What Katherine Noticed Beside Chief Toma’s Bed Changed the Camp-felicia

The Texas plains did not simply get hot in the summer of 1867.

They seemed to hold fire.

By noon, the air over the grass shimmered until the horizon looked loose and silver, and the smell of sage, horse sweat, dust, and wild grass moved through the Comanche encampment near the Brazos River like something alive.

Children still ran between the lodges.

Women still worked beside cooking fires.

Men still checked horses, tightened rawhide, mended tack, and sharpened what needed sharpening.

Life continued because it had to.

But everyone in that camp knew something was wrong inside the largest tepee.

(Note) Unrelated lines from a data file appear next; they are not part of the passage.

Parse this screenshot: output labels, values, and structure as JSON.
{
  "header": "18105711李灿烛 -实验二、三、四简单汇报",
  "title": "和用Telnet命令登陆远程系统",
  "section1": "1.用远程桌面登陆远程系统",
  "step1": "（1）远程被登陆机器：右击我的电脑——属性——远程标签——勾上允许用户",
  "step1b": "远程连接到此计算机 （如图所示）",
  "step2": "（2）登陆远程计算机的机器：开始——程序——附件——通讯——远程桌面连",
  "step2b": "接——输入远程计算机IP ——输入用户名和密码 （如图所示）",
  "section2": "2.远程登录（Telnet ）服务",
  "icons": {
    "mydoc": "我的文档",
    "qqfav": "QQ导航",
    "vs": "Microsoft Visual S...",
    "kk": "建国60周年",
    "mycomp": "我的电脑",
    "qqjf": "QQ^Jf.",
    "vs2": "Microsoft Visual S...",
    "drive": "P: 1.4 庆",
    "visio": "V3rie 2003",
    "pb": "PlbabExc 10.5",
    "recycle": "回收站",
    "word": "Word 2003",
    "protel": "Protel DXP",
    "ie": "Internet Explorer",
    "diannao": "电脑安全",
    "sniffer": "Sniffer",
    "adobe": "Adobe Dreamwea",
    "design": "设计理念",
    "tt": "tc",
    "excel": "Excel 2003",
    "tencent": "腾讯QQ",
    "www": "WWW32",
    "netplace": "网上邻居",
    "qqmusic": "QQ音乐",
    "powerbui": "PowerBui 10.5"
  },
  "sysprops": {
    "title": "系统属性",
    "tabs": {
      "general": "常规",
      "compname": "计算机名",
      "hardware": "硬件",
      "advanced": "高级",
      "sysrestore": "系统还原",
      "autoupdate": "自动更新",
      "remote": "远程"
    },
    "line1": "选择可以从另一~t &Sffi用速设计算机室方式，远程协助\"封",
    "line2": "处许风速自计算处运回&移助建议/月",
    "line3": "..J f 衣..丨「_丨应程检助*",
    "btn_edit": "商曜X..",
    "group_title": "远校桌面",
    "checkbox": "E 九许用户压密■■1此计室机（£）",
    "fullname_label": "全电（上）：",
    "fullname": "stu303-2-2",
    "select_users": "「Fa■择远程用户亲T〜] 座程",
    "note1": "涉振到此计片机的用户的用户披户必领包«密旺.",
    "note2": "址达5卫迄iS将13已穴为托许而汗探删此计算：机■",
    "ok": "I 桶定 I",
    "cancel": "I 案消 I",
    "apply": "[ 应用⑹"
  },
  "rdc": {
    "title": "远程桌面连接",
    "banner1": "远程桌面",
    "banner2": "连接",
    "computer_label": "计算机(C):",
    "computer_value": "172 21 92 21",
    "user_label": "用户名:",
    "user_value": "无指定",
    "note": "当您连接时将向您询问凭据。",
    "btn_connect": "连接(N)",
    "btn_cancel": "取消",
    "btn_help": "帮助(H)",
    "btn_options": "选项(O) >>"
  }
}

Chief Toma was dying a little more every day.

He was twenty-eight years old, and that fact alone made the sickness feel like an insult.

A man of twenty-eight should have been riding out at dawn, returning at dusk, standing before his warriors with a voice strong enough to travel across the camp.

Toma had once been that kind of man.

He had stood over six feet tall, broad in the chest and shoulders, with arms strong enough to draw a bow that made younger men glance at each other before trying.

He had led hunts across open grass.

He had carried himself with the quiet assurance of a man who did not need to shout to be obeyed.

Now he lay on furs in the dim heat of his own tepee, breathing as if the air had become a weight on his ribs.

His skin no longer looked warmed by the sun.

It looked drained beneath a thin, feverish shine.

His deep brown eyes still opened with flashes of the old command, but exhaustion clouded them before the command could hold.

For three years, the sickness had moved through him slowly.

That was the cruel part.

A sudden wound could be named.

A fever after bad water could be watched.

A broken bone could be bound.

But this had arrived without a face and settled inside him like an enemy that knew how to hide.